Cartoonists from London to Nairobi make fun of Theresa May

Written by David Singleton on 12 June 2017 in Culture
Culture

George Osborne particularly enjoyed Gerald Scarfe’s treatment of ‘poor old Mrs May’.

As he appeared on the Andrew Marr show, George Osborne stuck the boot into Theresa May by calling her a “dead woman walking”.

But perhaps even more brutal was the former chancellor’s enjoyment of a Gerald Scarfe cartoon in the Sunday Times which he said showed “poor old Mrs May and Jeremy Corbyn relieving himself on her”.

Osborne said the drawing was worthy of James Gillray, the influential British caricaturist who was born in 1756 and became known as the father of the political cartoon.

"That is the tradition of Gillray in the 21st century," purred Osborne approvingly.

 

 

 

 

Other cartoonists were no less savage towards the weakened prime minister.

On Saturday, Times cartoonist Peter Brookes responded with some incredulity to May’s speech on the steps of Downing Street in which she declared that she would continue to "provide certainty and lead Britain forward".

 

 

 

 

Elsewhere in the world, various cartoonists depicted the prime minister’s decision to call a general election as an act of self-harm. 
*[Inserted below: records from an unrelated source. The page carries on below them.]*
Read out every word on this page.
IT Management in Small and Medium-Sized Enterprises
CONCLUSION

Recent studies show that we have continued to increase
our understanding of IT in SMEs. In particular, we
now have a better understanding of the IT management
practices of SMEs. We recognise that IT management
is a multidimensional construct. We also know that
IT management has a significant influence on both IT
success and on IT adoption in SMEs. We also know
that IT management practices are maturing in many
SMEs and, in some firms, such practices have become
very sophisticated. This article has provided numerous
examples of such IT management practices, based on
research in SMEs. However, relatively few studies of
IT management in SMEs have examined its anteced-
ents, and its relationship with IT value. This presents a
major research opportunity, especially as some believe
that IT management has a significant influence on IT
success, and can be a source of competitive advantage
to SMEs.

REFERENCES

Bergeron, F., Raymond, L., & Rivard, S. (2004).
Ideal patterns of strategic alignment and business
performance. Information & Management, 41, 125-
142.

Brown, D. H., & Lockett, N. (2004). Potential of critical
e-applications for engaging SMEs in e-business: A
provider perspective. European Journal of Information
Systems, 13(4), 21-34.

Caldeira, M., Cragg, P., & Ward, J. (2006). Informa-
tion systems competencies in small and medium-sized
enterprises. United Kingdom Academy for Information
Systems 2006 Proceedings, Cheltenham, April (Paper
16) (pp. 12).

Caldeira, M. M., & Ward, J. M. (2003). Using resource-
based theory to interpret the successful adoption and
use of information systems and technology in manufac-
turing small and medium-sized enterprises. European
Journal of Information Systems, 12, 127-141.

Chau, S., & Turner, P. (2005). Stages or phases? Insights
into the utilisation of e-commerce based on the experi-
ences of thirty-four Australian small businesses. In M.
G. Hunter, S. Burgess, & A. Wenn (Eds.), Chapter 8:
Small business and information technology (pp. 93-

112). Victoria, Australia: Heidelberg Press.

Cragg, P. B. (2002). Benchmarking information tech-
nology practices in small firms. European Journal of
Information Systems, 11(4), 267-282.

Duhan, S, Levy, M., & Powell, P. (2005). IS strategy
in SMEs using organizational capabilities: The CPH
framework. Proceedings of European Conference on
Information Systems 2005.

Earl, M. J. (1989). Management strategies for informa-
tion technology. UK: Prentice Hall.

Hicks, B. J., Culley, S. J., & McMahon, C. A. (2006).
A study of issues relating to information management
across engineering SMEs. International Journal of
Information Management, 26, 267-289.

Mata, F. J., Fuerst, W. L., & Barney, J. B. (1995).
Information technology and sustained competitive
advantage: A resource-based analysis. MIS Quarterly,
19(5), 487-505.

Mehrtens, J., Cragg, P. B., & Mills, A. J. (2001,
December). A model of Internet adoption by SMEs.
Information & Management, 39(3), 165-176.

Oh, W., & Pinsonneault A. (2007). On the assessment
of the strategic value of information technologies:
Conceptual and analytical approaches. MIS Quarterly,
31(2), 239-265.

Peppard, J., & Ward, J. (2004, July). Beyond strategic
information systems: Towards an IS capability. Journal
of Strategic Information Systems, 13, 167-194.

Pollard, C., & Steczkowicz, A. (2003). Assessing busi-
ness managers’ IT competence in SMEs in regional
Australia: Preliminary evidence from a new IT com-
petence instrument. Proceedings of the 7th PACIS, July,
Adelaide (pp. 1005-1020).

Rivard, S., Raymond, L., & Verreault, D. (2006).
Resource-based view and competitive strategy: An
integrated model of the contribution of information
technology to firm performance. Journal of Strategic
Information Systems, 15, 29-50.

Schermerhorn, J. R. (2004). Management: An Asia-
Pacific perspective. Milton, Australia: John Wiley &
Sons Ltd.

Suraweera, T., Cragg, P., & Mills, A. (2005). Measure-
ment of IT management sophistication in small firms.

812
They included the Klier cartoon in Belgium which showed May shooting herself in the foot...

 

 

 

And the cartoon in Swiss newspaper Neue Zürcher Zeitung which showed the hapless May as a boxer slumped on the ropes after punching herself out.

 

 

 

 

 

In the Netherlands, Tom Janssen looked at how May’s act of self -harm would play out in the Brexit negotiations. The Dutch cartoonist showed the prime minister entering the talks with EU leaders carrying her head in her hands.

 

 

 

 

Similarly, in South Africa’s Sunday Times, Zapiro had May hanging herself on a Brexit flagpole.

And the Kenyan cartoonist Gado depicted the prime minister swinging from a rope in a hung parliament.